Despite the modern advancements in product testing and bans on animal testing for cosmetics in other countries, in the United States there is no national law prohibiting the use of animals for cosmetics testing or even requiring that companies look first to available non-animal alternatives before resorting to animal tests.
This past March, Representative Jim Moran (D-VA) introduced House Resolution 4148 titled the Humane Cosmetics Act. The legislation aims to phase out cosmetic animal testing and the sale of cosmetics tested on animals by prohibiting an entity from contracting or conducting cosmetic animal tests and prohibits selling, offering for sale, or transporting any cosmetic if the final product or any component thereof was developed or manufactured using cosmetic animal testing.
The Act has 46 co-sponsors and has garnered the endorsement of 133 companies and stakeholders in the cosmetics industry including luxury professional hair care brand Paul Mitchell.
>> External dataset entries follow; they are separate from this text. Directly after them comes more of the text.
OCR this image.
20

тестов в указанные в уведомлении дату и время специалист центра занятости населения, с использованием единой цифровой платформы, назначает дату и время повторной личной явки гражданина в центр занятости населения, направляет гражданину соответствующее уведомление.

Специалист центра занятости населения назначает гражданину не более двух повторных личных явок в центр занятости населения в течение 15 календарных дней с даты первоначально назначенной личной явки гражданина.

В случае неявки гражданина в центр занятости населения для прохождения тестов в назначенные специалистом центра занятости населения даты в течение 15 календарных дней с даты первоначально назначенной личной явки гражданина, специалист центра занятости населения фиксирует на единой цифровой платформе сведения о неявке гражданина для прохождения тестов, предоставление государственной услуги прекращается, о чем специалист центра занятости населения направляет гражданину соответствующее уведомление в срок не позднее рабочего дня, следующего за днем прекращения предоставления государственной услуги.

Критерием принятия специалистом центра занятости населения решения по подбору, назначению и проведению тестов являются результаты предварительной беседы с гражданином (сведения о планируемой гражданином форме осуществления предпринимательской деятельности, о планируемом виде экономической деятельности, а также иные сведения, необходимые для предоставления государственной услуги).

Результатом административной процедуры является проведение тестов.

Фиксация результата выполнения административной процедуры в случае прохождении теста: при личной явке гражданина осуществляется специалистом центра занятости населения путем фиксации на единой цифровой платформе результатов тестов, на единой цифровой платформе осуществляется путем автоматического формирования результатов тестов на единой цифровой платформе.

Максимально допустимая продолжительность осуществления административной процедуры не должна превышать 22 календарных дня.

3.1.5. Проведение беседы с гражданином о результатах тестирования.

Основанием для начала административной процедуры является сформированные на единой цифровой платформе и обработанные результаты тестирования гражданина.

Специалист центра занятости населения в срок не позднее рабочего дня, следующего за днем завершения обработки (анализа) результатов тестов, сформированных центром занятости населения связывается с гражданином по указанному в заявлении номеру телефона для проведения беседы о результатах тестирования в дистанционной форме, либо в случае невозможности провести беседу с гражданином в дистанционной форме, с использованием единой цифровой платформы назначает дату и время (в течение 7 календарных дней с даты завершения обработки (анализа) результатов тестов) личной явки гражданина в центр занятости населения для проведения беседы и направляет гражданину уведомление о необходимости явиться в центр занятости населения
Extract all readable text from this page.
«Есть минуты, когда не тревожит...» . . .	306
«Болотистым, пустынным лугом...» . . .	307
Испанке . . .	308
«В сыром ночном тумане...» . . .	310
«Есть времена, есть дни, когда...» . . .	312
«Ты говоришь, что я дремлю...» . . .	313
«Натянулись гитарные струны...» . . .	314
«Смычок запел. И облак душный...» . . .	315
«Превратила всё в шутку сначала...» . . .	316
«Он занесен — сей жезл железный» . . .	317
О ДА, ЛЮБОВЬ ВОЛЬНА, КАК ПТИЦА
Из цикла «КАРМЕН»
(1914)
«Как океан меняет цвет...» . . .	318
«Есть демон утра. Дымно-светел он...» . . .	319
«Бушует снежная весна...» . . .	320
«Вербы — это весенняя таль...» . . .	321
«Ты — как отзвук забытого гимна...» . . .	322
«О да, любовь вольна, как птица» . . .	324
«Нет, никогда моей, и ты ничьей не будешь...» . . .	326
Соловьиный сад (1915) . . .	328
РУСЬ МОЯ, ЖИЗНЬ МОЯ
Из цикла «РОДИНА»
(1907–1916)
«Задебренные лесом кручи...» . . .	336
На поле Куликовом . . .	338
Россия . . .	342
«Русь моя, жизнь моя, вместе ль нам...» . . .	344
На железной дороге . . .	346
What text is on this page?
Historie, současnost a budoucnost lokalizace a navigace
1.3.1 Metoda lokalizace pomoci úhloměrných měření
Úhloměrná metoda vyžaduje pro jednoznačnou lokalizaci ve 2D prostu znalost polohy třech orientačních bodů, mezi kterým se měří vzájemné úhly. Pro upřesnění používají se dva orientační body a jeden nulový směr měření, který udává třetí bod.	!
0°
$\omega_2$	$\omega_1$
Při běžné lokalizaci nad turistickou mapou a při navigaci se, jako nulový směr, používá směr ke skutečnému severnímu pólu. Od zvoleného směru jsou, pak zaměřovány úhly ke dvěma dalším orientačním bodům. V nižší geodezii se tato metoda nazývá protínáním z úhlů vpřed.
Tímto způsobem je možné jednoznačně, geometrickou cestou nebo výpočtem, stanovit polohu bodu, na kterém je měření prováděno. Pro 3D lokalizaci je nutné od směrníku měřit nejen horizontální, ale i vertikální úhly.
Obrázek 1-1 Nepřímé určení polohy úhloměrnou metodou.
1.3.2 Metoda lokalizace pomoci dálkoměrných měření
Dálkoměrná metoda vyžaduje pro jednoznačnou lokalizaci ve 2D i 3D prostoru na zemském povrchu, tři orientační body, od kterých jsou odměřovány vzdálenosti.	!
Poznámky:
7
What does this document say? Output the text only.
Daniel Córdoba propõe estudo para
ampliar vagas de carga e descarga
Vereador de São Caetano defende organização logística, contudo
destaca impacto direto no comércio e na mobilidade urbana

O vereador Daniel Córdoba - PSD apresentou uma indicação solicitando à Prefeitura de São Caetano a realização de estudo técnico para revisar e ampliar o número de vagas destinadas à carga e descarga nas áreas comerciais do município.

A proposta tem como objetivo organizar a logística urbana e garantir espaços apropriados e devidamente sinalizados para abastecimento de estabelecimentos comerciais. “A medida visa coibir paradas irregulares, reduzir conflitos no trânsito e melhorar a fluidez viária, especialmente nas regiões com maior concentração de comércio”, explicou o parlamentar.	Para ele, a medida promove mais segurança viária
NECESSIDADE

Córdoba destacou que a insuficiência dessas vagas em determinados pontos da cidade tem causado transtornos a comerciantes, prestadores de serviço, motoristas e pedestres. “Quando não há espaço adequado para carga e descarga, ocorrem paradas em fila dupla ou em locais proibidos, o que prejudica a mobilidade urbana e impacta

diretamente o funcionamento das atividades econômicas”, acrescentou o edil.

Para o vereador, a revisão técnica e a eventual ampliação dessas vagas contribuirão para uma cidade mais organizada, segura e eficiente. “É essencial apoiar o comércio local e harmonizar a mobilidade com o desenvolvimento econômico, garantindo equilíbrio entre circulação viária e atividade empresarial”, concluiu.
John Paul DeJoria, Chief Executive and Co-Founder of Paul Mitchell® said,
"Paul Mitchell is the first professional hair care brand to take a strong stance against animal testing...we just refused to do it. Since our beginning in 1980, we have been extremely proud to be cruelty free. We are honored to join Cruelty Free International in supporting the Humane Cosmetic Act to end cosmetic testing on animals in the United States. It's easy to see that our commitment to caring for all living souls as well as the remainder of the planet is a driving force in everything we do. Join us, in helping make our world a more beautiful and better place."
Ongoing support from industry, consumers, and states will be crucial in driving the United States to finally take action and end cosmetics testing on animals once and for all.
Cruelty Free International applauds California for its continued leadership on this issue.